IN RE: Stephen KELLY, Appellant, v. Anthony J. ANNUCCI, as Acting Commissioner of Corrections and Community Supervision, Respondent.
MEMORANDUM AND ORDER
Appeal from a judgment of the Supreme Court (Ceresia, J.), entered October 6, 2020 in Albany County, which dismissed petitioner's application, in a proceeding pursuant to CPLR article 78, to review two determinations of respondent finding petitioner guilty of violating certain prison disciplinary rules.
On October 9, 2019, petitioner was ordered to produce a urine sample as part of a random drug screening. When petitioner failed to provide a sample within the required time period (see 7 NYCRR 1020.4[d]), he was charged in a misbehavior report with failing to comply with urinalysis testing procedures and violating temporary release program rules. Following a tier III disciplinary hearing, petitioner was found guilty as charged, and this determination was affirmed on administrative appeal with a modified penalty.
On January 9, 2020, petitioner was again ordered to produce a urine sample for drug screening and failed to do so within the allotted time. Petitioner was charged in a misbehavior report with failing to comply with urinalysis testing procedures. Following a tier III disciplinary hearing, petitioner was found guilty as charged. Petitioner commenced this CPLR article 78 proceeding challenging the basis for the drug screens that resulted in both disciplinary determinations. Supreme Court dismissed the petition, and this appeal ensued.
We affirm. Regarding petitioner's challenge to the drug screen order that resulted in the January 2020 disciplinary determination, the record contains an affidavit from the Director of Special Housing and Inmate Disciplinary Programs for the Department of Corrections and Community Supervision. In the affidavit, he attested that he had reviewed the records in the Office of Special Housing, which maintains records of tier III administrative appeals, and found no evidence that petitioner had submitted an appeal of the determination rendered after the January 16, 2020 hearing.
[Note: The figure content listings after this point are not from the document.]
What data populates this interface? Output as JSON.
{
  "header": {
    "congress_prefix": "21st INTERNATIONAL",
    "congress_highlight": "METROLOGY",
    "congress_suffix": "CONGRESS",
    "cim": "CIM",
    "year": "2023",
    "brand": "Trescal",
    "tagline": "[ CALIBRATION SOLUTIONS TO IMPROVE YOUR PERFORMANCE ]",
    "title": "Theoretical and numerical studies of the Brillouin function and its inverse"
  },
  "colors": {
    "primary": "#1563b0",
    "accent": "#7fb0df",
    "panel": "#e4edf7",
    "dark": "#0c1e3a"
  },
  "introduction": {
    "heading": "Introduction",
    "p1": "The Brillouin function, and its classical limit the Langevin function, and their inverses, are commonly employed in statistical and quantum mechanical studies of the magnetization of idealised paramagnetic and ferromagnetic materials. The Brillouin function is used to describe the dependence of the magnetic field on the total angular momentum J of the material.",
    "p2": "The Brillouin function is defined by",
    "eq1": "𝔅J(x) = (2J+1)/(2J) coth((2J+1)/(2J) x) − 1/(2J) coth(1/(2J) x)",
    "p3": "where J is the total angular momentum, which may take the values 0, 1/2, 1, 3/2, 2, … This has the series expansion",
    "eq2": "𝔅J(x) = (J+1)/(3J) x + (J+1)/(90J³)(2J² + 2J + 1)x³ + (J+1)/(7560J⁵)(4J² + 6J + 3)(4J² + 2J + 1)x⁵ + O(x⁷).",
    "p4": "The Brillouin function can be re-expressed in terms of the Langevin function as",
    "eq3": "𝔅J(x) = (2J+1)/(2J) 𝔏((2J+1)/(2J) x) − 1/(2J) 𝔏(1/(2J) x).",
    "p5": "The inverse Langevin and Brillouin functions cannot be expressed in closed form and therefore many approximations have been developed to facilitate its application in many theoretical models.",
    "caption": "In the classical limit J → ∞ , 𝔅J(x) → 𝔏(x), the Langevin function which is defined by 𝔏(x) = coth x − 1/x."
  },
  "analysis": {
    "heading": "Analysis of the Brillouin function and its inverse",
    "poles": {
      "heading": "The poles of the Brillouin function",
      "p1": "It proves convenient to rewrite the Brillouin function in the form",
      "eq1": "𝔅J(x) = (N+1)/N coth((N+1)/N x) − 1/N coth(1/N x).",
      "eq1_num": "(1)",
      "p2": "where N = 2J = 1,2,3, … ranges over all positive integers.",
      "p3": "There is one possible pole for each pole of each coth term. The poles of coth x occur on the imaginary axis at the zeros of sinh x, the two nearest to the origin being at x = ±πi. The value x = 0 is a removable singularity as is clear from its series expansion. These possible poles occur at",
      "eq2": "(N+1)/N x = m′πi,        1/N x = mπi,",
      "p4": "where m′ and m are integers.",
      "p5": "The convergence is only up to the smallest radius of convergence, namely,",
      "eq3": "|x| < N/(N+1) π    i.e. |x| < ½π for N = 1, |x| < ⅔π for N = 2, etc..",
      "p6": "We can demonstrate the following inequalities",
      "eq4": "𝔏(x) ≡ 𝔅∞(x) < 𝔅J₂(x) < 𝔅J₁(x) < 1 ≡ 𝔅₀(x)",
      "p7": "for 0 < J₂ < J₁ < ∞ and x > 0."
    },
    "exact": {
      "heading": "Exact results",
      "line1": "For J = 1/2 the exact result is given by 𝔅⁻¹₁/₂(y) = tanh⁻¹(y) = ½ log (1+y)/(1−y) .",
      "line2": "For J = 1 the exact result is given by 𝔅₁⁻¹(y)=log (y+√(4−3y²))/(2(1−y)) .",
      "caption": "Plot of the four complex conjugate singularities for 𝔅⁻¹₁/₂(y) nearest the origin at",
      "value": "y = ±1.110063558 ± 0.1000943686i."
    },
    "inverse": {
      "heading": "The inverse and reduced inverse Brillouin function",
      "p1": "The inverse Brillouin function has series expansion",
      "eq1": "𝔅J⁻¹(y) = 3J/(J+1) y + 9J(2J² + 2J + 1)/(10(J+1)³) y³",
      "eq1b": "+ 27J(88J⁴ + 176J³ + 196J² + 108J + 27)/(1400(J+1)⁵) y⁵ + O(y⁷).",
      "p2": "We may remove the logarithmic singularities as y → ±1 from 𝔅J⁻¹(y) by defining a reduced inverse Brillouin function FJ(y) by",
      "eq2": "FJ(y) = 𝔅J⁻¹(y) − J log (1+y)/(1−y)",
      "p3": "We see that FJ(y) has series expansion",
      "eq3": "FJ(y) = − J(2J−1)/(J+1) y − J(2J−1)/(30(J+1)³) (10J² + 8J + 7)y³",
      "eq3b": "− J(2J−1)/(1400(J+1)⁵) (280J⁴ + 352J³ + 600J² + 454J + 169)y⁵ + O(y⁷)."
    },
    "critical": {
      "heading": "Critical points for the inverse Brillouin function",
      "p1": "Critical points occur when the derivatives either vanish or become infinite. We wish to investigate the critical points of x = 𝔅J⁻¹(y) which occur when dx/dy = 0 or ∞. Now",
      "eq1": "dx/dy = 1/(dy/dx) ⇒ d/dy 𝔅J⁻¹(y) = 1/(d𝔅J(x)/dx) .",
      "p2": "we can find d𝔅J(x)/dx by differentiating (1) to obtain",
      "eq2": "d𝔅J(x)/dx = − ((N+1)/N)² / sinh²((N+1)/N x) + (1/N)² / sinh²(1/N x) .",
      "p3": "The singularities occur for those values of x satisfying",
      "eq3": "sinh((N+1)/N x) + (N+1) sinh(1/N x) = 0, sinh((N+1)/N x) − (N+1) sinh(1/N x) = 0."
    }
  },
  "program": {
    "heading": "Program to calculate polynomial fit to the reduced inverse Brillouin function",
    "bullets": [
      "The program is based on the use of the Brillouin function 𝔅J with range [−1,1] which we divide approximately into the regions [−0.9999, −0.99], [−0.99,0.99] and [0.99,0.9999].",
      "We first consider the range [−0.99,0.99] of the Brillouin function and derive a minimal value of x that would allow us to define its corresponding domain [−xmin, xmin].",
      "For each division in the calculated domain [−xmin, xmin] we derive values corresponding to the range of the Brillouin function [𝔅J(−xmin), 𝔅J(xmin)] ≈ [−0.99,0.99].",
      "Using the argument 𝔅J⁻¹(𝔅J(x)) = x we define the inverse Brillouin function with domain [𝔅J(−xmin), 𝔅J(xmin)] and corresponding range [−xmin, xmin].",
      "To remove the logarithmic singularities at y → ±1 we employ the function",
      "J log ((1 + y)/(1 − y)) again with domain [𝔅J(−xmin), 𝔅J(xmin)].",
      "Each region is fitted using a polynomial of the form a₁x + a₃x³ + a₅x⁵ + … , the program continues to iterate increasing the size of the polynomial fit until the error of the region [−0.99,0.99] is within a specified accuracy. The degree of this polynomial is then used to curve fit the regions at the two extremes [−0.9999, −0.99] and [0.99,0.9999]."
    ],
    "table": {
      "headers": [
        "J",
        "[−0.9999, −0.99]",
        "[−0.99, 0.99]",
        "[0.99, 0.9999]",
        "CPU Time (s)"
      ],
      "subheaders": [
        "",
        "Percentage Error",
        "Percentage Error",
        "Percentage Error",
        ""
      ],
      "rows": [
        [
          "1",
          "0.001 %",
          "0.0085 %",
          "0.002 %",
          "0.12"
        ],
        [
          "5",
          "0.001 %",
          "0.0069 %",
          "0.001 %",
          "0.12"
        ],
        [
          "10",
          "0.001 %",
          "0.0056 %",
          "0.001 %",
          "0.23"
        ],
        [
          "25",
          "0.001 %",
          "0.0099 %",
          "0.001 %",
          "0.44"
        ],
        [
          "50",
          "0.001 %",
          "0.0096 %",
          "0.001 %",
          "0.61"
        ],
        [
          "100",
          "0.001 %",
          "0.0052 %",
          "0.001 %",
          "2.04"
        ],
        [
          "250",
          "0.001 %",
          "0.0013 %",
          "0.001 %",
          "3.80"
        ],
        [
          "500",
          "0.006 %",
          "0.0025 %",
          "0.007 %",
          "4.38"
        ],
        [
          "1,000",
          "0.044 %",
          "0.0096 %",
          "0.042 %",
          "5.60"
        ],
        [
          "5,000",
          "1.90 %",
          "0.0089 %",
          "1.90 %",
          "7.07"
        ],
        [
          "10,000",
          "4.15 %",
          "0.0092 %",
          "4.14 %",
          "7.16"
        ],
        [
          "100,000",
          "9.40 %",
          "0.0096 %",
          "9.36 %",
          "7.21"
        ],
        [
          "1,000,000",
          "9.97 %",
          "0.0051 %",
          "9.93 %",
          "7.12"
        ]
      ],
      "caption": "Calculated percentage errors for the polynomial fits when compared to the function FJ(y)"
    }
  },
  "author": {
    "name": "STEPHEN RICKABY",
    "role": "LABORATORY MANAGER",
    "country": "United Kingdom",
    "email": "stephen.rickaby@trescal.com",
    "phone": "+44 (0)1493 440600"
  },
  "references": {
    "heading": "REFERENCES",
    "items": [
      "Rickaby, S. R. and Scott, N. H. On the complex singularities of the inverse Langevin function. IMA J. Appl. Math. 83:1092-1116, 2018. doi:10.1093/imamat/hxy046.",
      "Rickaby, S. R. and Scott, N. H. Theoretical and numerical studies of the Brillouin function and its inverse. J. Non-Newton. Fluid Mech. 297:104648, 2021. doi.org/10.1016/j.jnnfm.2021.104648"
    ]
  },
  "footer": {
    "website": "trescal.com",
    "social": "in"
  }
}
Accordingly, Supreme Court properly dismissed that part of the petition challenging this determination for a failure to exhaust administrative remedies (see Matter of Cuppuccino v. Annucci, 171 AD3d 1386, 1387 ; Matter of Oyague v. Clinton Corr. Facility, 146 AD3d 1242, 1243 ).
As to the October 2019 determination, petitioner argues that he was not eligible to be selected for a random drug test because he had only completed orientation for the temporary release program and had not yet participated in work release. As noted by Supreme Court, although inmates that participate in a temporary release program are subject to drug testing on a random or routine basis when the inmate returns from release (see Dept of Corr & Community Supervision Directive No. 4937[IV][A][a]; 7 NYCRR 1020.4[a][i]), the misbehavior report states that the order for the drug test was given pursuant to the Department of Corrections and Community Supervision's computerized random system. Insofar as all inmates are subject to computer-generated random drug testing (see Dept of Corr & Community Supervision Directive No. 4937[IV][A]; 7 NYCRR 1020.4[a]), we agree with Supreme Court that there was a valid basis for the drug test order. To the extent that petitioner now argues that the determination is not supported by substantial evidence, that argument is not properly before us as he did not raise this claim in his petition (see Matter of Randolph v. Annucci, 188 AD3d 1499, 1499 ; Matter of Samuels v. Annucci, 142 AD3d 1200, 1201 n ).
ORDERED that the judgment is affirmed, without costs.
Garry, P.J., Egan Jr., Aarons, Pritzker and Colangelo, JJ., concur.